From Wall Street to AI Street: How AI is revolutionizing Fintech

 

    • Generative AI Chatbots have taken the internet by storm.
    • Read on to find out how they're set to revolutionize Fintech too.

 

Read to find out!

 

 

A recent study titled ‘State Of Enterprise AI In India 2019’, published by Analytics India Magazine in association with BRIDGEi2i, suggests that the Indian enterprise market for AI applications is estimated to be valued at $100 Mn, growing at 200-250% CAGR.

Another report by Accenture shows AI has the potential to add $957 Bn, or 15% of India’s current GDP to the economy by 2035. The combination of the technology, data and talent that make intelligent systems possible has reached critical mass, driving extraordinary growth in AI investment.

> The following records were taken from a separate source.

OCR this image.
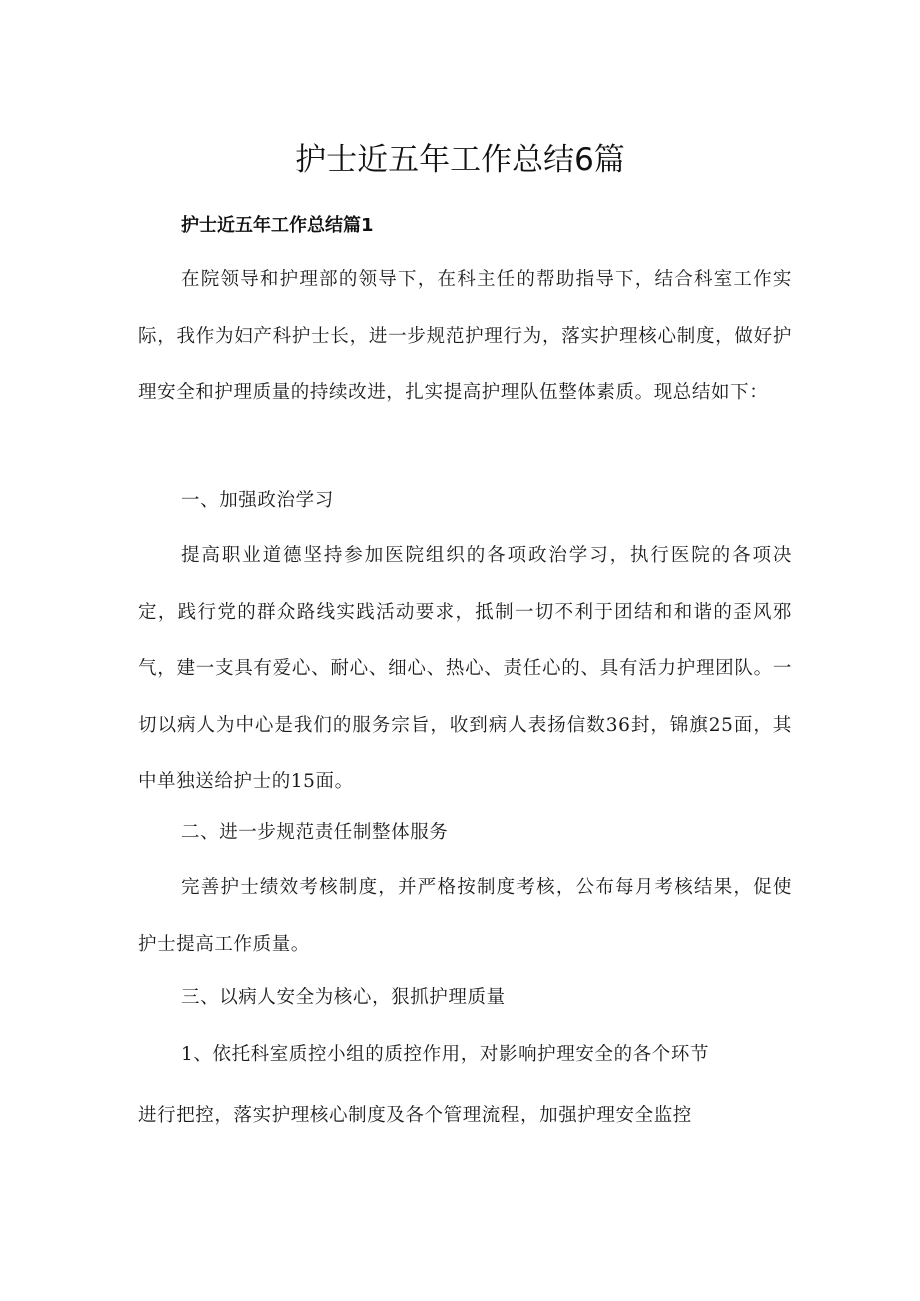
护士近五年工作总结6篇
护士近五年工作总结篇1

在院领导和护理部的领导下，在科主任的帮助指导下，结合科室工作实际，我作为妇产科护士长，进一步规范护理行为，落实护理核心制度，做好护理安全和护理质量的持续改进，扎实提高护理队伍整体素质。现总结如下：

一、加强政治学习

提高职业道德坚持参加医院组织的各项政治学习，执行医院的各项决定，践行党的群众路线实践活动要求，抵制一切不利于团结和和谐的歪风邪气，建一支具有爱心、耐心、细心、热心、责任心的、具有活力护理团队。一切以病人为中心是我们的服务宗旨，收到病人表扬信数36封，锦旗25面，其中单独送给护士的15面。

二、进一步规范责任制整体服务

完善护士绩效考核制度，并严格按制度考核，公布每月考核结果，促使护士提高工作质量。

三、以病人安全为核心，狠抓护理质量

1、依托科室质控小组的质控作用，对影响护理安全的各个环节

进行把控，落实护理核心制度及各个管理流程，加强护理安全监控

Goes without saying, the rise of AI can change how we deal with finance forever.

 

What are the use cases for AI in Fintech?

Angel Investing and AI?

 

So, can an algorithm outperform the average angel investor? And if it can, does that also mean it will make less biased investments? 

 

Many large venture capital funds use artificial intelligence (AI) to support their investment decisions. Bill Maris, former managing partner at Google Ventures, once said that when you “have access to the world’s largest data sets … it would be foolish to just go out and make gut investments.”

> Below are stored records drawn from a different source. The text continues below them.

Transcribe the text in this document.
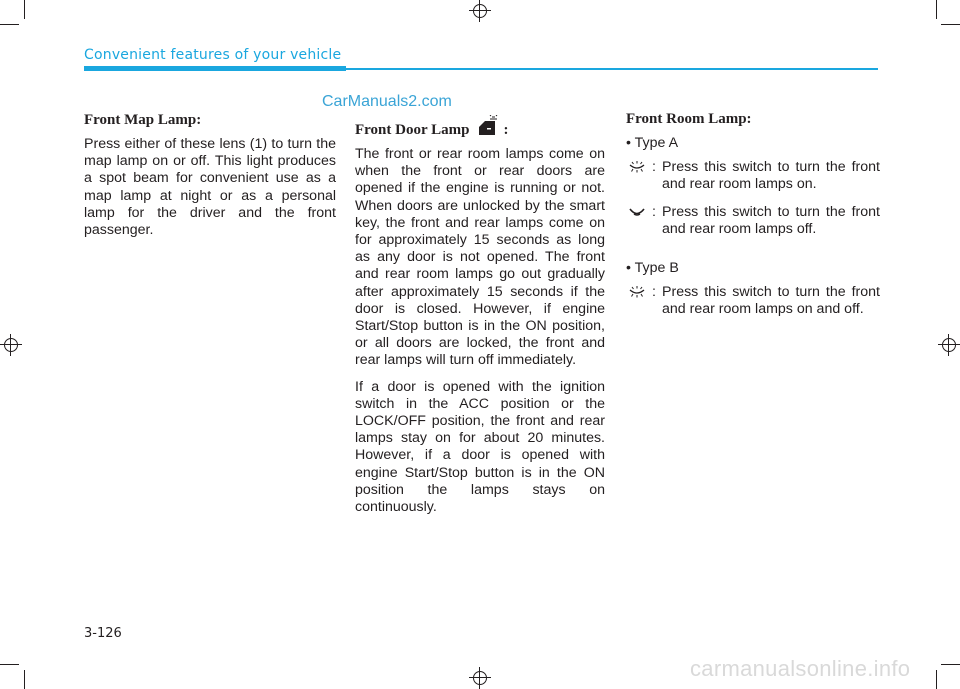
Convenient features of your vehicle
CarManuals2.com
Front Map Lamp:

Press either of these lens (1) to turn the map lamp on or off. This light produces a spot beam for convenient use as a map lamp at night or as a personal lamp for the driver and the front passenger.

Front Door Lamp :

The front or rear room lamps come on when the front or rear doors are opened if the engine is running or not. When doors are unlocked by the smart key, the front and rear lamps come on for approximately 15 seconds as long as any door is not opened. The front and rear room lamps go out gradually after approximately 15 seconds if the door is closed. However, if engine Start/Stop button is in the ON position, or all doors are locked, the front and rear lamps will turn off immediately.

If a door is opened with the ignition switch in the ACC position or the LOCK/OFF position, the front and rear lamps stay on for about 20 minutes. However, if a door is opened with engine Start/Stop button is in the ON position the lamps stays on continuously.

Front Room Lamp:
• Type A
: Press this switch to turn the front and rear room lamps on.
: Press this switch to turn the front and rear room lamps off.
• Type B
: Press this switch to turn the front and rear room lamps on and off.
3-126
carmanualsonline.info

Most startup investors, however, do not have access to Google-esque resources and still do things the old-fashioned way. Angel investors, for instance, rely heavily on gut feeling to make investments. But as technology advances and the cost of building powerful algorithms through machine learning decreases, these investors will need to decide whether to incorporate AI. Can it outperform human judgment in making early stage investment decisions? And how should angel investors use it?

A group of researchers from Harvard built an investing algorithm and put it head to head with 255 angel investors in a simulation, asking it to select the most promising investment opportunities among 623 deals from one of the largest European angel networks.

The results? The algorithm significantly outperformed the average novice investor and even experienced investors who fell prey to cognitive biases, but was bested by the top tier of experienced investors, who could control for their own biases. While the algorithm may have made less biased choices when it came to the race and gender of the founders it picked, it also reflected systemic inequalities, and illustrated the limits of how algorithmic investing can be used to address deep social inequalities. 

The Bottomline

The research underscores the advantages of using AI in early stage investing. It can process large amounts of data, correct individual investment biases, and, on average, outperform its human counterpart. At the same time, the most successful individuals — experienced investors able to correct for their cognitive biases — outperform the algorithm in terms of both efficiency and fairness.